服装は湯煮黒で買ったヒートテックの上に黄色いパーカーにまあまあ暖かいジーンズを履いた。ファッションに疎い俺はこれが限界だった。
最後に同じく湯煮黒で買った、うるとらなんちゃらダウンってやつを上に羽織った。軽くて暖かいのが売りだそうだ。
下に降りると玄関前でメアが待っていた。
「マスター!行きましょっ!!」
「あぁ、行こうか。」
外に出て、コトブキシティに行くため、218番道路の方へ向かった。
「寒っ。」
まだ午前中のためか、少し肌寒かった。
すると、メアが俺の腕に抱きついて来た。
「これで暖かいですねっ♪」
「あぁ、そうだな。」
.........あれ、218番道路からコトブキシティに行くのって、なみのりが必要なんじゃ...
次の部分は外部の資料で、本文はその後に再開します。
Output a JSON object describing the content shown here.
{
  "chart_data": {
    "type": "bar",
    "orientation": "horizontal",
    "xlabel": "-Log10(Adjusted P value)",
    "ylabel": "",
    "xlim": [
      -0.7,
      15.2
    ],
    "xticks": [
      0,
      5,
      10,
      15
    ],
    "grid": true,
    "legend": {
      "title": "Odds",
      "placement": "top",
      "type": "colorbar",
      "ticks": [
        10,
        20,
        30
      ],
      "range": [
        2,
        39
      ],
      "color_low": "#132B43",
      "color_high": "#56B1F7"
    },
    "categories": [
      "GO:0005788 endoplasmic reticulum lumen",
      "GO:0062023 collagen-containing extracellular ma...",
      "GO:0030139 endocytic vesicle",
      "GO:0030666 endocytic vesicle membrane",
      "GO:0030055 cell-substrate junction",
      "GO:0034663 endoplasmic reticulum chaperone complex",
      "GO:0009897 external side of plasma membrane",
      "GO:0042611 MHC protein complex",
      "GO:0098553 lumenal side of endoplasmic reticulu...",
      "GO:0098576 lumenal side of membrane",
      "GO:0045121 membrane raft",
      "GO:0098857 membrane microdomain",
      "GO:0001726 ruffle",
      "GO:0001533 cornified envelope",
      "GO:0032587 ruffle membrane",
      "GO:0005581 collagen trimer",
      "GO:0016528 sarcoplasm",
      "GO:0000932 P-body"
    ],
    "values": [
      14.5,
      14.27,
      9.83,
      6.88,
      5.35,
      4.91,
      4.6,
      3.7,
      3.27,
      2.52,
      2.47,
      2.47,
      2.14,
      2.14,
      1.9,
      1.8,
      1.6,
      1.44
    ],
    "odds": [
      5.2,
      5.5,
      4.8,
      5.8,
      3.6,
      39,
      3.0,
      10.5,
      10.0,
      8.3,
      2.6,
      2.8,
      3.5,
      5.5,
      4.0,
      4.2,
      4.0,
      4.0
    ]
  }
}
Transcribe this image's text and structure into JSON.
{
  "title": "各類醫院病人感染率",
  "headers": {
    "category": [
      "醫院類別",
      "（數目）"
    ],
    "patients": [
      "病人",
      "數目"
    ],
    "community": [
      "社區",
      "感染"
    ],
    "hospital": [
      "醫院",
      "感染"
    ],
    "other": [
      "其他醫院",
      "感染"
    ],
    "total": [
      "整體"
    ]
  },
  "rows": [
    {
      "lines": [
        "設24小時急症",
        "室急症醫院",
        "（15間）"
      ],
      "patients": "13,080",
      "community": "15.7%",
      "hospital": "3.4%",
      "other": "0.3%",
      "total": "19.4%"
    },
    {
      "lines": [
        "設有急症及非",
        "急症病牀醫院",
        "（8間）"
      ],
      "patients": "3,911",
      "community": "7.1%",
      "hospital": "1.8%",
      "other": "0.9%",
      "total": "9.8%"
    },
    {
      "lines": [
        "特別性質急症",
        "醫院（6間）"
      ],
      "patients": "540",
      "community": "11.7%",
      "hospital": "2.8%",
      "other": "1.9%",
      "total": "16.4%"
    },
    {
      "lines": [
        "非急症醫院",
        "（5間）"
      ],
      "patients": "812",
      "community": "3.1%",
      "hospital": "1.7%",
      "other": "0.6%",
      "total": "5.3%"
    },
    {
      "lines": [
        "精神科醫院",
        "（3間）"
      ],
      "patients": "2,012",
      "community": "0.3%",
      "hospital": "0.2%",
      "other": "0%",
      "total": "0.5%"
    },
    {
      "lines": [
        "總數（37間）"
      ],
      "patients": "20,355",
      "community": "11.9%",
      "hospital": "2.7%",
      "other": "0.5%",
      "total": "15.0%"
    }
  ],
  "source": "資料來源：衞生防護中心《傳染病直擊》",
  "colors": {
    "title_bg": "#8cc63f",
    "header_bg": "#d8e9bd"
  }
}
そう、原作通りに従うと、なみのりが無いと渡ることができないはずだ。
「あれ?橋が架かってる......。」
何故かコトブキシティと218番道路を繋ぐ木製の橋が架かっていた。
「まぁ......いいか。」
俺たちが橋を渡った瞬間だった。
『じゃぼおおおん!!』
釣り人「うおあああっ!!?」
「えっ?」
渡り終えた瞬間後ろの橋の一部が沈んだ。
あぁそうか。
俺は理解した。
なみのりで渡らないといけないのは俺たちの所為なんだなって。
コトブキシティには特に用事は無かったのだが、ポケッチの会社の前を通ると社長の人と会い、ポケッチをもらった。